Alexey Pertsev, one of the main developers of the Tornado Cash cryptocurrency tumbler has been sentenced to 64 months in prison for his part in helping launder more than $2 billion worth of cryptocurrency.

The 31-year-old Russian national was arrested in Amsterdam in August 2022 for charges of hiding financial flows from criminal activities and facilitating money laundering.

Tornado Cash is an open-source, fully decentralized cryptocurrency mixer/tumbler. Its purpose is to provide anonimity to cryptocurrency holders by accepting deposits and bouncing the assets between multiple service nodes before allowing withdrawal to a different wallet address than the original.

Cybercriminals, including the infamous North Korean hacking group Lazarus, used the platform to hide their money tracks and launder large amounts from illegal activities.

In one case, Tornado Cash was used to launder about $450 million of the $625 million stolen in the Axie Infinity hack.

For this reason, the U.S. Department of Treasury sanctioned the platform in August 2022, while the U.S. Department of Justice charged two founders in August 2023 with one count of conspiracy to commit money laundering and one count of conspiracy to violate the International Economic Emergency Powers Act.

According to the information from the Dutch authorities, Pertsev was one of the three creators and a core developer of the platform, actively involved in the project between July 2019 and August 2022.

In his plea, Pertsev claimed that he only intended to provide privacy for the crypto community and not break the law by supporting criminal operations, adding that he had no way to prevent abuse from users.

The claims were rejected in court, explaining that Tornado Cash did not include anti-abuse safeguards and that the developers did not make an effort to prevent money laundering through the platform.

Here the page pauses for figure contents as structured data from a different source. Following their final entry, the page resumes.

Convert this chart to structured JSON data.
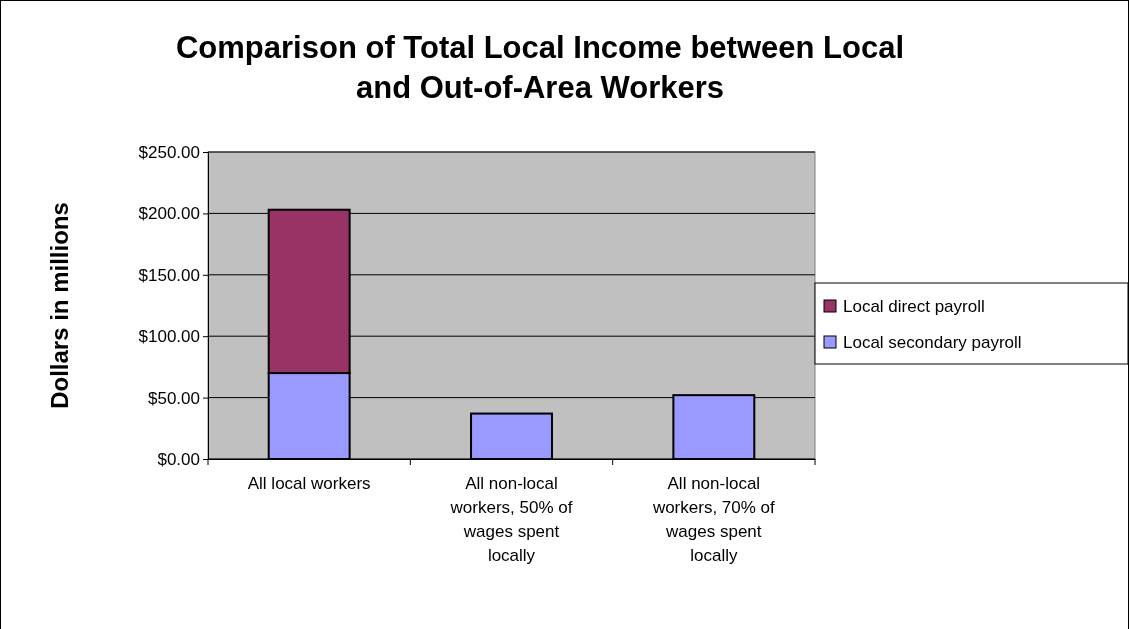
{
  "chart_data": {
    "type": "bar",
    "stacked": true,
    "title": "Comparison of Total Local Income between Local and Out-of-Area Workers",
    "ylabel": "Dollars in millions",
    "categories": [
      "All local workers",
      "All non-local workers, 50% of wages spent locally",
      "All non-local workers, 70% of wages spent locally"
    ],
    "series": [
      {
        "name": "Local secondary payroll",
        "color": "#9999ff",
        "values": [
          70,
          37,
          52
        ]
      },
      {
        "name": "Local direct payroll",
        "color": "#993366",
        "values": [
          133,
          null,
          null
        ]
      }
    ],
    "ylim": [
      0,
      250
    ],
    "yticks": [
      {
        "value": 0,
        "label": "$0.00"
      },
      {
        "value": 50,
        "label": "$50.00"
      },
      {
        "value": 100,
        "label": "$100.00"
      },
      {
        "value": 150,
        "label": "$150.00"
      },
      {
        "value": 200,
        "label": "$200.00"
      },
      {
        "value": 250,
        "label": "$250.00"
      }
    ],
    "grid": "y",
    "legend": "right"
  }
}
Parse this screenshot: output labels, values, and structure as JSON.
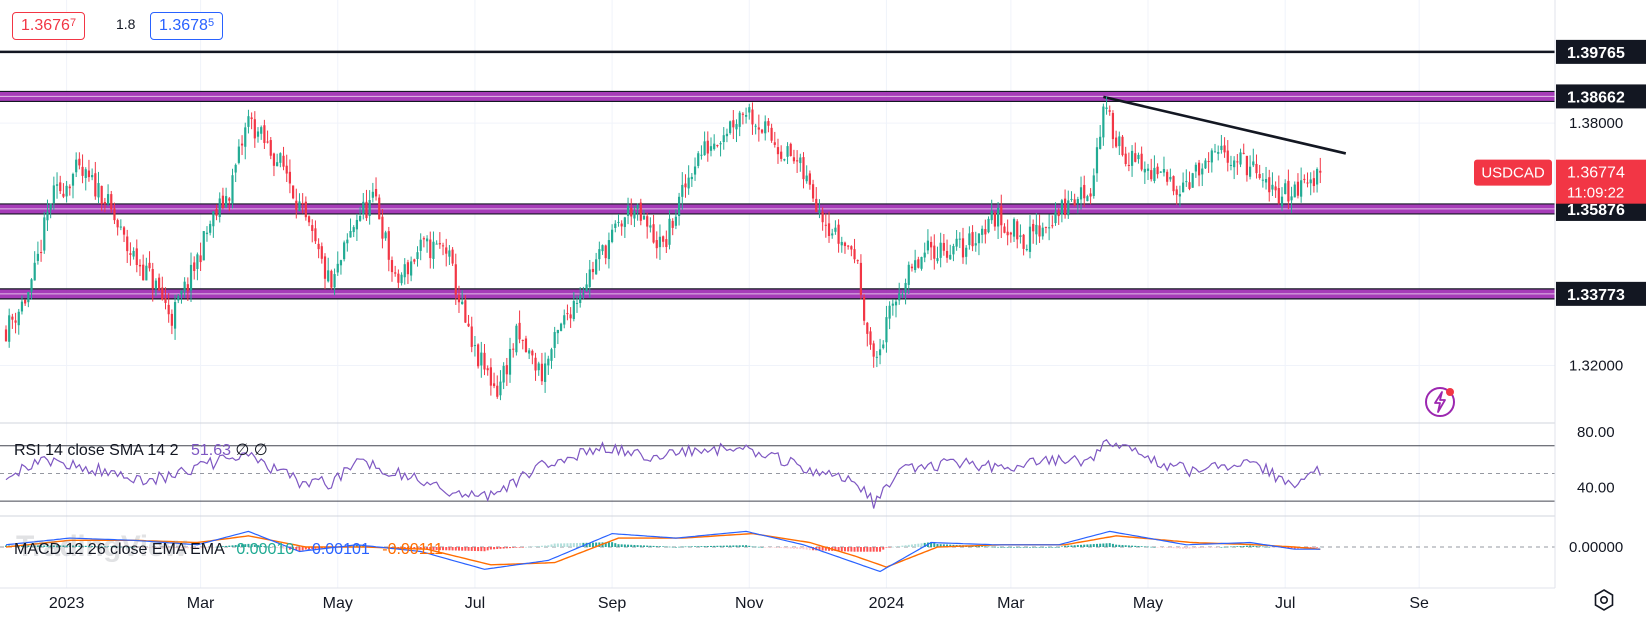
{
  "header": {
    "bid": "1.3676",
    "bid_sup": "7",
    "spread": "1.8",
    "ask": "1.3678",
    "ask_sup": "5"
  },
  "watermark": "TradingView",
  "symbol": "USDCAD",
  "last_price": "1.36774",
  "countdown": "11:09:22",
  "colors": {
    "up": "#22ab94",
    "down": "#f23645",
    "level_band": "#9c27b0",
    "rsi": "#7e57c2",
    "macd": "#2962ff",
    "signal": "#ff6d00",
    "grid": "#f0f3fa"
  },
  "chart_data": {
    "type": "candlestick",
    "symbol": "USDCAD",
    "ylim": [
      1.306,
      1.41
    ],
    "y_ticks": [
      "1.38000",
      "1.32000"
    ],
    "x_labels": [
      "2023",
      "Mar",
      "May",
      "Jul",
      "Sep",
      "Nov",
      "2024",
      "Mar",
      "May",
      "Jul",
      "Se"
    ],
    "x_label_index": [
      19,
      61,
      104,
      147,
      190,
      233,
      276,
      315,
      358,
      401,
      443
    ],
    "horizontal_levels": [
      {
        "price": 1.39765,
        "label": "1.39765",
        "style": "line"
      },
      {
        "price": 1.38662,
        "label": "1.38662",
        "style": "band"
      },
      {
        "price": 1.35876,
        "label": "1.35876",
        "style": "band"
      },
      {
        "price": 1.33773,
        "label": "1.33773",
        "style": "band"
      }
    ],
    "trendline": [
      {
        "index": 344,
        "price": 1.3865
      },
      {
        "index": 420,
        "price": 1.3725
      }
    ],
    "close_path": [
      [
        0,
        1.329
      ],
      [
        8,
        1.339
      ],
      [
        14,
        1.361
      ],
      [
        22,
        1.368
      ],
      [
        30,
        1.363
      ],
      [
        38,
        1.349
      ],
      [
        46,
        1.341
      ],
      [
        52,
        1.332
      ],
      [
        58,
        1.342
      ],
      [
        64,
        1.355
      ],
      [
        70,
        1.363
      ],
      [
        76,
        1.381
      ],
      [
        82,
        1.374
      ],
      [
        88,
        1.368
      ],
      [
        94,
        1.355
      ],
      [
        102,
        1.339
      ],
      [
        110,
        1.357
      ],
      [
        116,
        1.361
      ],
      [
        122,
        1.34
      ],
      [
        130,
        1.349
      ],
      [
        138,
        1.349
      ],
      [
        146,
        1.324
      ],
      [
        154,
        1.314
      ],
      [
        160,
        1.327
      ],
      [
        168,
        1.318
      ],
      [
        176,
        1.333
      ],
      [
        186,
        1.347
      ],
      [
        196,
        1.359
      ],
      [
        206,
        1.349
      ],
      [
        216,
        1.371
      ],
      [
        232,
        1.384
      ],
      [
        240,
        1.376
      ],
      [
        248,
        1.37
      ],
      [
        260,
        1.352
      ],
      [
        266,
        1.348
      ],
      [
        272,
        1.32
      ],
      [
        280,
        1.339
      ],
      [
        290,
        1.349
      ],
      [
        300,
        1.349
      ],
      [
        310,
        1.357
      ],
      [
        320,
        1.351
      ],
      [
        330,
        1.358
      ],
      [
        340,
        1.364
      ],
      [
        344,
        1.383
      ],
      [
        352,
        1.371
      ],
      [
        360,
        1.367
      ],
      [
        368,
        1.365
      ],
      [
        376,
        1.369
      ],
      [
        382,
        1.373
      ],
      [
        390,
        1.369
      ],
      [
        396,
        1.363
      ],
      [
        402,
        1.363
      ],
      [
        410,
        1.366
      ],
      [
        412,
        1.3677
      ]
    ],
    "rsi": {
      "name": "RSI 14 close SMA 14 2",
      "values_label": "51.63",
      "extra": [
        "∅",
        "∅"
      ],
      "y_ticks": [
        "80.00",
        "40.00"
      ],
      "ylim": [
        20,
        85
      ],
      "bands": [
        70,
        30
      ],
      "mid": 50,
      "path": [
        [
          0,
          50
        ],
        [
          14,
          59
        ],
        [
          30,
          52
        ],
        [
          46,
          45
        ],
        [
          60,
          55
        ],
        [
          76,
          63
        ],
        [
          92,
          44
        ],
        [
          102,
          43
        ],
        [
          110,
          60
        ],
        [
          126,
          48
        ],
        [
          144,
          33
        ],
        [
          154,
          36
        ],
        [
          170,
          58
        ],
        [
          186,
          68
        ],
        [
          206,
          62
        ],
        [
          218,
          68
        ],
        [
          232,
          67
        ],
        [
          250,
          55
        ],
        [
          266,
          44
        ],
        [
          272,
          29
        ],
        [
          282,
          54
        ],
        [
          298,
          57
        ],
        [
          312,
          55
        ],
        [
          328,
          59
        ],
        [
          340,
          60
        ],
        [
          344,
          73
        ],
        [
          360,
          59
        ],
        [
          372,
          51
        ],
        [
          390,
          60
        ],
        [
          404,
          40
        ],
        [
          412,
          52
        ]
      ]
    },
    "macd": {
      "name": "MACD 12 26 close EMA EMA",
      "values": [
        "0.00010",
        "-0.00101",
        "-0.00111"
      ],
      "y_ticks": [
        "0.00000"
      ],
      "ylim": [
        -0.013,
        0.013
      ],
      "macd_path": [
        [
          0,
          0.001
        ],
        [
          20,
          0.004
        ],
        [
          40,
          0.003
        ],
        [
          60,
          0.001
        ],
        [
          76,
          0.007
        ],
        [
          92,
          -0.002
        ],
        [
          110,
          0.001
        ],
        [
          130,
          -0.002
        ],
        [
          150,
          -0.01
        ],
        [
          170,
          -0.006
        ],
        [
          190,
          0.006
        ],
        [
          210,
          0.004
        ],
        [
          232,
          0.007
        ],
        [
          250,
          0.001
        ],
        [
          264,
          -0.006
        ],
        [
          274,
          -0.011
        ],
        [
          290,
          0.002
        ],
        [
          310,
          0.001
        ],
        [
          330,
          0.001
        ],
        [
          346,
          0.007
        ],
        [
          370,
          0.001
        ],
        [
          390,
          0.002
        ],
        [
          404,
          -0.001
        ],
        [
          412,
          -0.001
        ]
      ],
      "signal_path": [
        [
          0,
          0.0
        ],
        [
          20,
          0.003
        ],
        [
          40,
          0.003
        ],
        [
          60,
          0.002
        ],
        [
          76,
          0.005
        ],
        [
          94,
          0.0
        ],
        [
          112,
          0.0
        ],
        [
          132,
          -0.001
        ],
        [
          152,
          -0.008
        ],
        [
          172,
          -0.007
        ],
        [
          192,
          0.004
        ],
        [
          212,
          0.004
        ],
        [
          234,
          0.006
        ],
        [
          252,
          0.002
        ],
        [
          266,
          -0.004
        ],
        [
          276,
          -0.009
        ],
        [
          292,
          0.0
        ],
        [
          312,
          0.001
        ],
        [
          332,
          0.001
        ],
        [
          348,
          0.005
        ],
        [
          372,
          0.002
        ],
        [
          392,
          0.001
        ],
        [
          404,
          0.0
        ],
        [
          412,
          -0.001
        ]
      ]
    }
  }
}
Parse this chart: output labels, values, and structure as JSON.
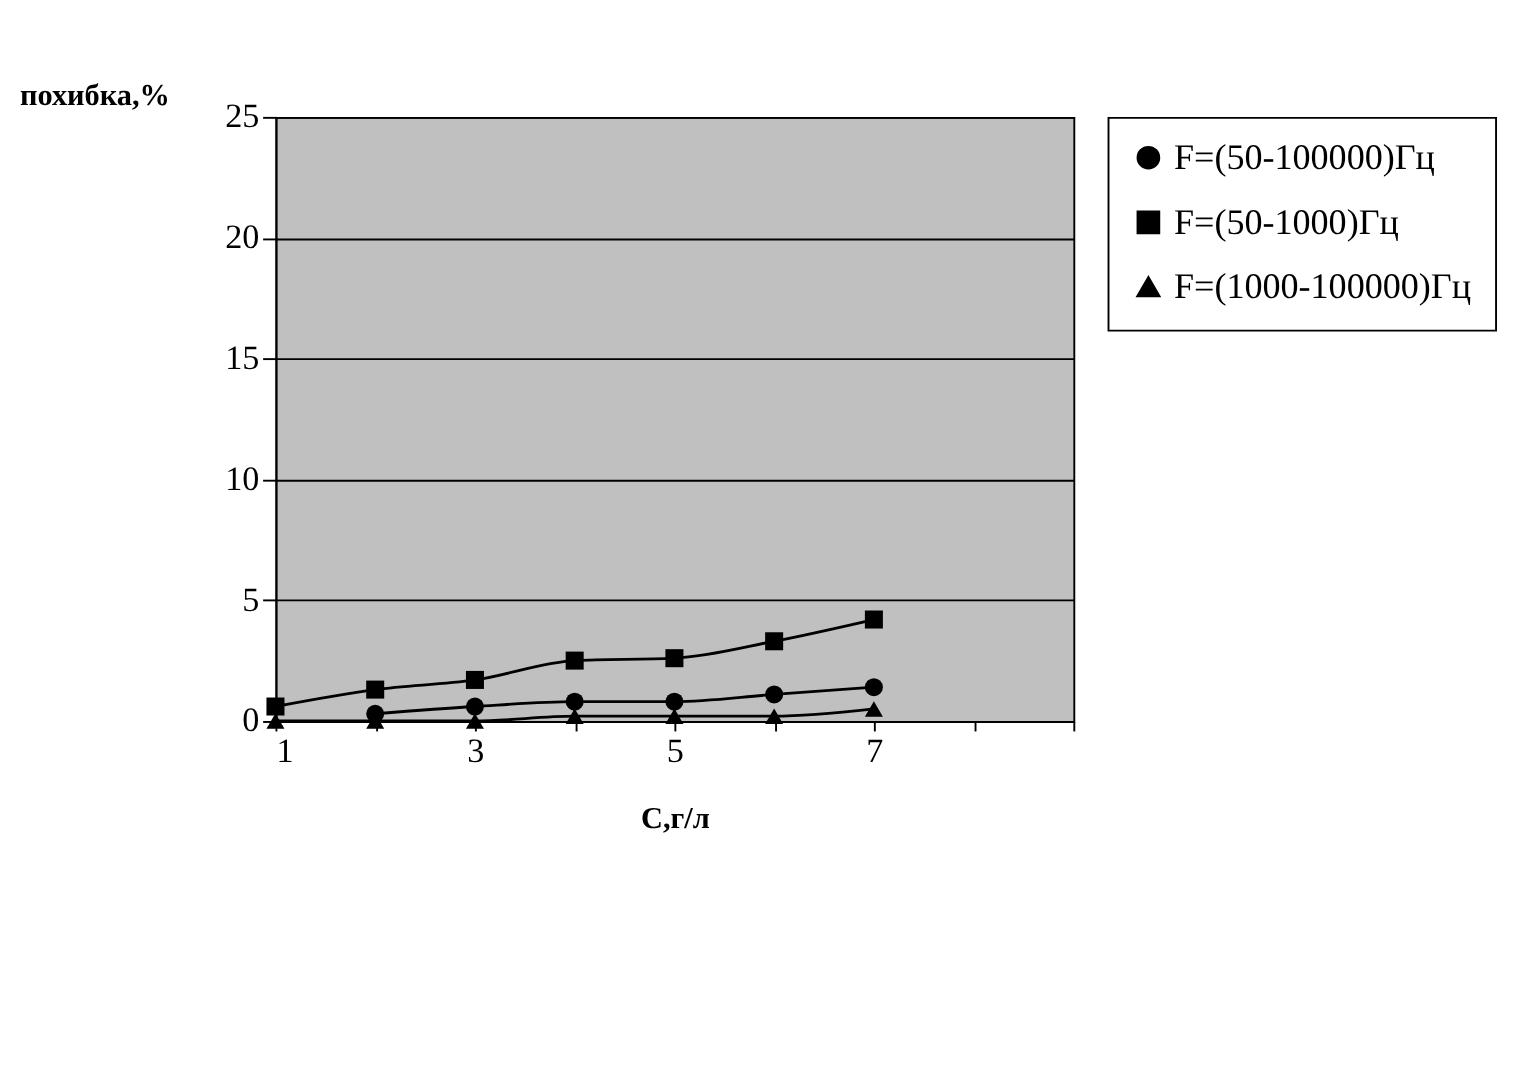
{
  "chart_data": {
    "type": "line",
    "xlabel": "С,г/л",
    "ylabel": "похибка,%",
    "categories": [
      "1",
      null,
      "3",
      null,
      "5",
      null,
      "7",
      null,
      null
    ],
    "series": [
      {
        "name": "F=(50-100000)Гц",
        "color": "#000000",
        "marker": "circle",
        "values": [
          null,
          0.3,
          0.6,
          0.8,
          0.8,
          1.1,
          1.4,
          null,
          null
        ]
      },
      {
        "name": "F=(50-1000)Гц",
        "color": "#000000",
        "marker": "square",
        "values": [
          0.6,
          1.3,
          1.7,
          2.5,
          2.6,
          3.3,
          4.2,
          null,
          null
        ]
      },
      {
        "name": "F=(1000-100000)Гц",
        "color": "#000000",
        "marker": "triangle",
        "values": [
          0.0,
          0.0,
          0.0,
          0.2,
          0.2,
          0.2,
          0.5,
          null,
          null
        ]
      }
    ],
    "ylim": [
      0,
      25
    ],
    "yticks": [
      0,
      5,
      10,
      15,
      20,
      25
    ],
    "grid": "y",
    "legend": "right"
  }
}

Moreover, the court emphasized the defendant’s lack of cooperation when investigative authorities contacted him about hacks, telling them there was nothing he could do about it.

As a result, between $1.2 and $2.2 billion from at least 36 distinct hacks have been laundered via Tornado Cash, which effectively concealed the perpetrators’ identities from law enforcement and making it more difficult to freeze the assets.

“Research shows that 1.2 billion U.S. dollars were laundered this way in so called Ether (a cryptocurrency). These Ether are derived from 36 different thefts (hacks). Because of the parameters used in selecting these hacks, 36 is the lower limit. Without using these parameters, it becomes clear that 2.2 billion U.S. dollars, proceeding from criminal Ether, have been laundered. Furthermore, the court does not rule out that cryptocurrency has also been laundered deriving from other crimes.” de Rechtspraak

Authorities also confiscated from the defendant 1.9 million Euros worth of cryptocurrency and a Porsche.

With all three of the leading developers now arrested and charged, the fate of the Tornado Cash project is uncertain.

Currently, the project’s main sites and GitHub page remain online, but the developers’ community pages on social media have been terminated, Binance accounts have been suspended, and most Remote Procedure Call (RPC) endpoints have censored deposits (blocked transactions) due to the OFAC sanctions.